As for Besler, it appears likely the former Notre Dame captain could open the season with the first team (and potentially make some 18s) while Will Johnson finishes his recovery from a broken leg. Although it would be surprising if Besler beat out Ben Zemanski for third on the defensive central midfield depth chart once Johnson returns (which would otherwise likely spell a trip to T2 for Besler) it isn’t out of the question that the rookie could pose a challenge.
Similarly, Thoma comes in as a highly rated prospect at a position where the Timbers’ depth is less certain. Although the Timbers think they may have found a diamond in the rough with Jeanderson, it is clear he is less assured signing than a player with a beefier resume. Accordingly, if Thoma impresses in preseason, he may find himself in position to be a genuine first-team option in 2015.
4. The Timbers’ Approach
As 2014 wore on Caleb Porter learned the 2014 team was more successful when it sat a little bit deeper, unlike the 2013 team that was defined by its high pressure. Indeed, there were times in 2014 when the Timbers were punished for an overly aggressive approach, with the team seeing success later in the season with a bit more pragmatism.
It will be interesting, then, to see which approach Porter uses to start in 2015. In both 2013 and 2014, Porter set the team up to press hard early in the season (when opposing attacks aren’t quite as organized), while dialing it back late. This worked quite well in 2013 even if the Timbers struggled with the pressure a little bit the next year. Will Porter, then, revert to the high pressure he has empoloyed early in each of the last two season, or will the coach stick with the somewhat dialed-back approach that the team succeeded with late in the year?

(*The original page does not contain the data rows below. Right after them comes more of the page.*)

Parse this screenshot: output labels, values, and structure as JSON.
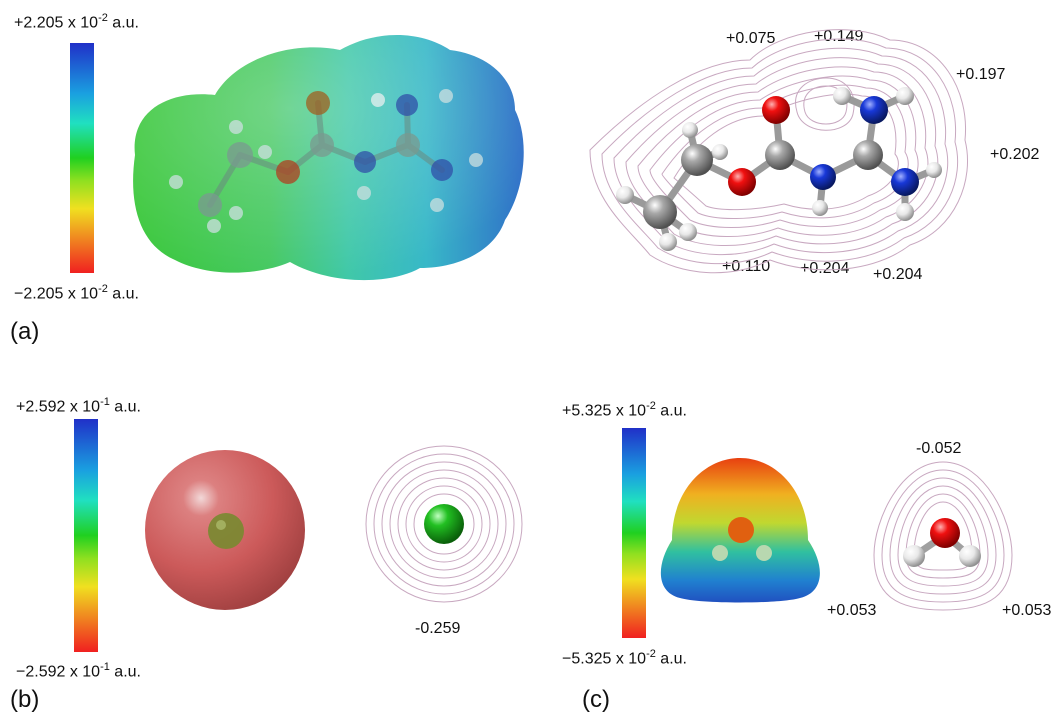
{
  "panel_a": {
    "label": "(a)",
    "scale_max": "+2.205 x 10",
    "scale_max_exp": "-2",
    "scale_min": "−2.205 x 10",
    "scale_min_exp": "-2",
    "unit": " a.u.",
    "charges": [
      "+0.075",
      "+0.149",
      "+0.197",
      "+0.202",
      "+0.110",
      "+0.204",
      "+0.204"
    ]
  },
  "panel_b": {
    "label": "(b)",
    "scale_max": "+2.592 x 10",
    "scale_max_exp": "-1",
    "scale_min": "−2.592 x 10",
    "scale_min_exp": "-1",
    "unit": " a.u.",
    "charges": [
      "-0.259"
    ]
  },
  "panel_c": {
    "label": "(c)",
    "scale_max": "+5.325 x 10",
    "scale_max_exp": "-2",
    "scale_min": "−5.325 x 10",
    "scale_min_exp": "-2",
    "unit": " a.u.",
    "charges": [
      "-0.052",
      "+0.053",
      "+0.053"
    ]
  },
  "colors": {
    "atom_carbon": "#8a8a8a",
    "atom_oxygen": "#e00000",
    "atom_nitrogen": "#1030c0",
    "atom_hydrogen": "#e8e8e8",
    "chloride": "#22c022",
    "contour": "#c8a8c0"
  }
}
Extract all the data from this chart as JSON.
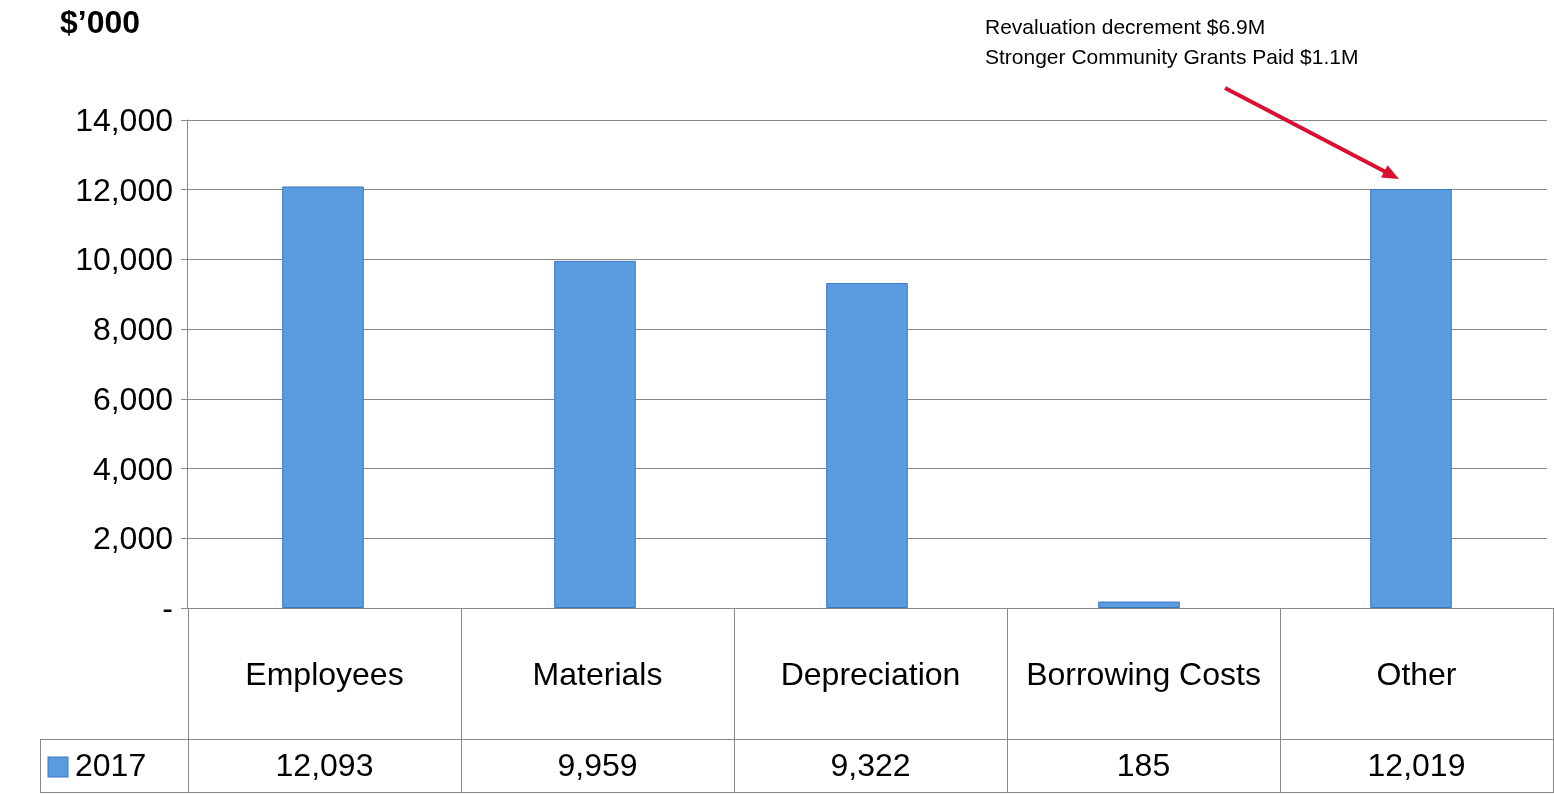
{
  "chart_data": {
    "type": "bar",
    "ylabel": "$’000",
    "categories": [
      "Employees",
      "Materials",
      "Depreciation",
      "Borrowing Costs",
      "Other"
    ],
    "series": [
      {
        "name": "2017",
        "color": "#5b9bdf",
        "values": [
          12093,
          9959,
          9322,
          185,
          12019
        ]
      }
    ],
    "value_labels": [
      "12,093",
      "9,959",
      "9,322",
      "185",
      "12,019"
    ],
    "ylim": [
      0,
      14000
    ],
    "yticks": [
      {
        "value": 0,
        "label": "-"
      },
      {
        "value": 2000,
        "label": "2,000"
      },
      {
        "value": 4000,
        "label": "4,000"
      },
      {
        "value": 6000,
        "label": "6,000"
      },
      {
        "value": 8000,
        "label": "8,000"
      },
      {
        "value": 10000,
        "label": "10,000"
      },
      {
        "value": 12000,
        "label": "12,000"
      },
      {
        "value": 14000,
        "label": "14,000"
      }
    ],
    "grid": "y",
    "legend": "bottom left",
    "annotations": [
      "Revaluation decrement $6.9M\nStronger Community Grants Paid $1.1M"
    ]
  }
}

5. Rules for Movement between the Timbers and T2
Perhaps the biggest uncertainty remaining in how the Timbers will shape their roster are the rules regarding how freely players will be able to move between the first and second teams. Although there has been some speculation about how this will work, in classic MLS fashion we know very little about the mechanics of the interactions between MLS clubs and their USL-Pro affiliates. Indeed, it is possible many of the rules have not yet been finalized because they are part of the ongoing CBA negotiations.

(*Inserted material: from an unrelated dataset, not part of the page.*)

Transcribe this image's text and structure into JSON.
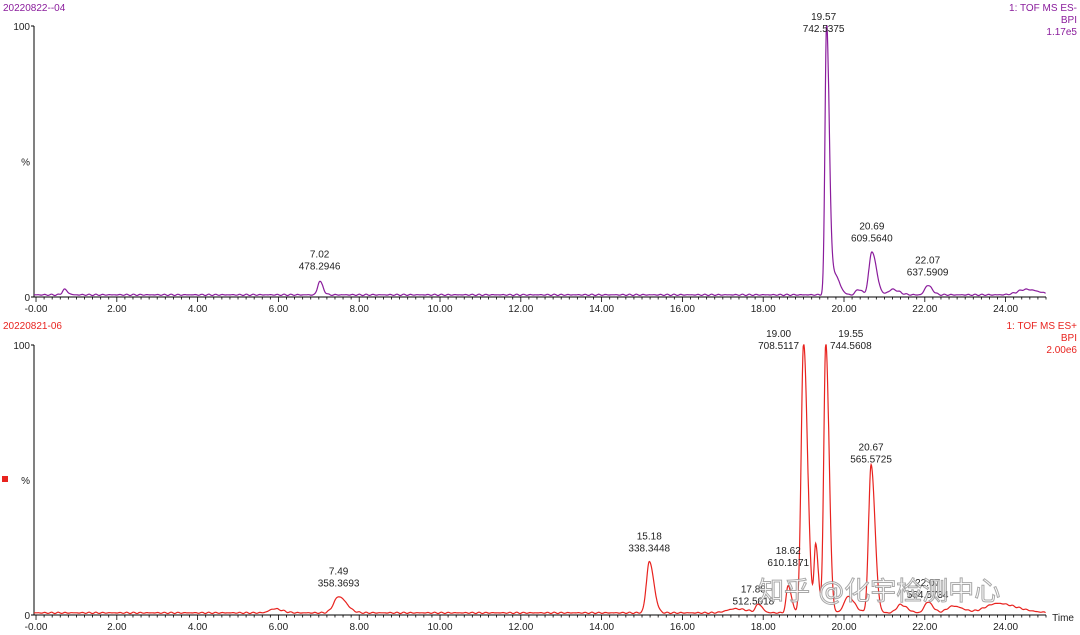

But the freedom with which players will be able to move between the teams will have a significant impact on if, and at what positions, the Timbers look to add more depth to their first-team roster. If, on one hand, there is relative freedom of movement between the teams (at least for some subset of players), the functional distinction between a player with a Timbers contract or a T2 contract becomes largely academic. In this instance the Timbers could rely on T2 players for first-team depth while keeping the Timbers roster restricted to those players in contention to make the 18 on a weekly basis. If movement is restricted, on the other hand, the Timbers will have to be more deliberate in whom they sign to a first-team or T2 contract, and likely augment the first-team roster with additional veteran depth.